Soldiers led anti-war marches dressed in their uniforms and fatigues, including one on October 12, 1968 called "GIs and Vets March for Peace" in San Francisco – a major point of embarkation for Viet Nam –, where 500 active-duty GIs and 15,000 civilians participated.
In April of 1971, more than 1,200 Viet Nam veterans organized by Vietnam Veterans Against the War camped out for several days in front of the Capitol in Washington leading up to a massive demonstration on April 24. Legless men silently filed past the White House, 60 veterans tried to turn themselves in as war criminals, some 600 marched past the Capitol’s steps, calling out the names of their friends who had been killed and hurling down their medals on the steps.
In Vietnam, it was harder for soldiers to organize, but as the war dragged on, more and more soldiers disobeyed orders and refused to go into battle (The US War Department reported 503,926 "incidents of desertion," according to a New York Times article dated August 20, 1974). A growing number turned to drugs and some even killed their officers – whom they viewed as oppressors – in a practice known as "fragging (throwing a fragmentation grenade)." Some soldiers were able to carry out political acts like the Christmas Eve, 1969, "illegal" protest by 50 US soldiers in Saigon, cited on Zeiger’s website, www.sirnosir.com.
On November 9, 1969, the New York Times ran a full-page ad signed by 1,365 active-duty GIs, many of them stationed in Vietnam, stating "We are opposed to American involvement in the war in Vietnam¼ We speak, believing our views are shared by many of our fellow servicemen. Join us!" The ad carried their name, rank and station, and called on people to attend upcoming anti-war demonstrations – it was the first such ad in the country’s history.

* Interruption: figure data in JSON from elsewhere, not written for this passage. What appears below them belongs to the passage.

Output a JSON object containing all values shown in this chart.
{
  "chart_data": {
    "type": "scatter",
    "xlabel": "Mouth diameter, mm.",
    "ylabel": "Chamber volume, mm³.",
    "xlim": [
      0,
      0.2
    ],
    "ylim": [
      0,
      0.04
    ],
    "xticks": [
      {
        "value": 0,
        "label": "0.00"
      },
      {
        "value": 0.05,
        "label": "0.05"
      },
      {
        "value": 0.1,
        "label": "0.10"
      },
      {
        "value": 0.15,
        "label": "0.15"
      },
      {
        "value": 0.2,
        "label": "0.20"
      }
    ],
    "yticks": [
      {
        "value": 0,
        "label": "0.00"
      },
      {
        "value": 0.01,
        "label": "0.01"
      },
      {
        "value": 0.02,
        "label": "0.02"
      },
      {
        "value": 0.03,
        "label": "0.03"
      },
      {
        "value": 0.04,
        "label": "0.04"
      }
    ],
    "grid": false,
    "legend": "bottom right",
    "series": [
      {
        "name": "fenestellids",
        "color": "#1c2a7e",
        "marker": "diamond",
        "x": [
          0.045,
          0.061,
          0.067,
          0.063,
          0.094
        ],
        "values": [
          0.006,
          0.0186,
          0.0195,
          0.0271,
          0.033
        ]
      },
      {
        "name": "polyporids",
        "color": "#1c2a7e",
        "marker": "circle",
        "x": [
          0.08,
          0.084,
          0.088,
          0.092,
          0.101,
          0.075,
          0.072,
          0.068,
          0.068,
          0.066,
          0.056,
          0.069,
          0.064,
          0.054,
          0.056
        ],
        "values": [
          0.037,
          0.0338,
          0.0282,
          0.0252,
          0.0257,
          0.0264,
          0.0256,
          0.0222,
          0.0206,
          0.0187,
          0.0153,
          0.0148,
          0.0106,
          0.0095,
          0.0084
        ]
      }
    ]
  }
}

As the years went by, the US government found that its troops – a third of whom were draftees – were increasingly less dependable.
In a June 7, 1971 article in the Armed Forces Journal, Col. Robert D. Heinl Jr., a Marine Corps historian, wrote, "By every conceivable indicator, our Army that now remains in Vietnam is in a state approaching collapse, with individual units avoiding or having refused combat, murdering their officers and non-commissioned officers, drug-ridden and dispirited where not near mutinous." It was the beginning of the end.
Out Now! A Participant’s Account of the Movement in the United States Against the Vietnam War, by Fred Halstead (Pathfinder Press, 1973, 881pp) p.607, first edition.